Breaking had a massive impact upon the clothing associated with hip hop culture. While breaking is no longer specifically associated with mainstream, popular hip hop, the impact that breaking has had on urban fashion is readily apparent.
- The image of a boom box is a common motive in urban fashion. This references the large boomboxes that groups of break dancers would set up on the street.
- Break dancers who performed head spins made use of slick cardboard and baseball caps to do so. In order to spin smoothly, the dancers would rotate their hats and wear them backwards. Backwards baseball caps are still very heavily associated with hip hop culture.
Rapping emerged from a combination of Jamaican ‘toasting’ - bragadocious speech set to the beat of accompanying music and MCing, a traditional position in which a performer would repeatedly engage in several rhythmic performances. This would often rhyme and would increase in intensity as an event went on. While MCs started out as the entertainment in between performers, it wasn’t long until they became the performance.
Rappers became an integral aspect of hip hop culture immediately. As Djs began to experiment with the instrumental ‘breaks’ in their favorite songs, rap quickly became the standard method by which a slick DJ would keep a crowd engaged.
The importance of rappers in hip hop can be seen in the streetwear that is a central component of hip hop today, and images of the microphones used by rappers and MCs is a common visual motif in streetwear.
As hip hop spread through downtown NYC, DJin quickly followed. Many DJs operated using two turntables at once. This allowed them to scratch and spin without ever stopping the music.

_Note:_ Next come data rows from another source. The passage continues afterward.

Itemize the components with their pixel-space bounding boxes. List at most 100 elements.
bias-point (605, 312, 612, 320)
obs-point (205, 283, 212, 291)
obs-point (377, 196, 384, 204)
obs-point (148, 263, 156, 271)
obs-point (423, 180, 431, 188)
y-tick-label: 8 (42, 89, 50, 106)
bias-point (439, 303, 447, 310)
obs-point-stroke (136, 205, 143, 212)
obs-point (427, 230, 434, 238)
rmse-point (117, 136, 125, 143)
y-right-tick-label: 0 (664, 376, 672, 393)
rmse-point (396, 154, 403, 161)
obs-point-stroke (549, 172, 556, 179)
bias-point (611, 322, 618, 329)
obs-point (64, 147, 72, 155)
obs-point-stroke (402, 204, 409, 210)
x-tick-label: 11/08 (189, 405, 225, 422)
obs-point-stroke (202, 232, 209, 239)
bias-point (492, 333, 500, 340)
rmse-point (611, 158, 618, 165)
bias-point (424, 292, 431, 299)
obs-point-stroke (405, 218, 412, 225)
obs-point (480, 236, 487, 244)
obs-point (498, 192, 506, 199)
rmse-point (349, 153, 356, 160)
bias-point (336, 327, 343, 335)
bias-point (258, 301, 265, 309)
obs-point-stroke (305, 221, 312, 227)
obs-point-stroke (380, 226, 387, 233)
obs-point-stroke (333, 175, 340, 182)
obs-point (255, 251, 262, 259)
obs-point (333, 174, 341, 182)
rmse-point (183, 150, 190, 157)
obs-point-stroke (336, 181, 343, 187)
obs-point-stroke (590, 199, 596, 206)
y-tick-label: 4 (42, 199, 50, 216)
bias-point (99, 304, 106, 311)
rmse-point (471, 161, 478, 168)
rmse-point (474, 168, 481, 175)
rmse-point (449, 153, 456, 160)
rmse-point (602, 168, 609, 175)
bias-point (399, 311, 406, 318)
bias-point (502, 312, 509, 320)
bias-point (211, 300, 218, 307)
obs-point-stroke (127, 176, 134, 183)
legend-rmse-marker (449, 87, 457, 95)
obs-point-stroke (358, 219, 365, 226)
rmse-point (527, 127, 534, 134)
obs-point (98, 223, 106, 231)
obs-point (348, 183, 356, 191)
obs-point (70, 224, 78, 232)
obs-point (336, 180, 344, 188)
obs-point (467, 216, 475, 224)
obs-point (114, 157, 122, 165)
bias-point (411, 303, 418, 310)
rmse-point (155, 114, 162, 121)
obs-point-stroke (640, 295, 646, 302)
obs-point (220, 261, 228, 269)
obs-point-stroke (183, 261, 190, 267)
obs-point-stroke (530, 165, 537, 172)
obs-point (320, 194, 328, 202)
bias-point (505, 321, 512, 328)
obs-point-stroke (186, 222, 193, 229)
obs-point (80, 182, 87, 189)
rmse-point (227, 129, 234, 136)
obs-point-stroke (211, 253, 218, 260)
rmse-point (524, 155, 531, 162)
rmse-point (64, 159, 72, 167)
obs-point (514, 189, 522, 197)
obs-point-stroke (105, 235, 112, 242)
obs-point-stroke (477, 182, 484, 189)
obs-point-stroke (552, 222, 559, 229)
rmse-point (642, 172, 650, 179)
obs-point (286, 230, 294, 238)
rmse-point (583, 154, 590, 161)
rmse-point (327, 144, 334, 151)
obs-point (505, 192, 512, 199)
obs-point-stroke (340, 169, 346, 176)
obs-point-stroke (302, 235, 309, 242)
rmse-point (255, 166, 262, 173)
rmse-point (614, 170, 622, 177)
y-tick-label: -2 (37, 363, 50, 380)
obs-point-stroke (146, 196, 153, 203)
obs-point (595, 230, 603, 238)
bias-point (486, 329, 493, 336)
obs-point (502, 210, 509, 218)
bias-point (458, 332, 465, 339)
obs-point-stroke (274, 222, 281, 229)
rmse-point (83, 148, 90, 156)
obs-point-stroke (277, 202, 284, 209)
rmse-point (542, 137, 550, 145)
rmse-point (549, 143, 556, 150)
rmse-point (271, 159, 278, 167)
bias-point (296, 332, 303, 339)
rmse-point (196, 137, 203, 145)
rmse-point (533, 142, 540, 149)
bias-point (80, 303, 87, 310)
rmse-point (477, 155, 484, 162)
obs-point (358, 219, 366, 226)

When DJ-ing took off, it did so quickly. Withing the space of a single summer, the streets of NYC were flooded with DJs.
Many of these artists plugged their equipment into the streetlights on corners and set up their speakers in the middle of their communities. These public engagements turned into the block parties which are still a large part of how underground hip hop is consumed.
The fashion influence of these DJs is easily seen in the headphone motif common in streetwear. Whether it be the wearing of physical headphones as a fashion statement or the image of a pair of headphones on a t-shirt. Large, production quality headphones have become a visual staple of hip hop.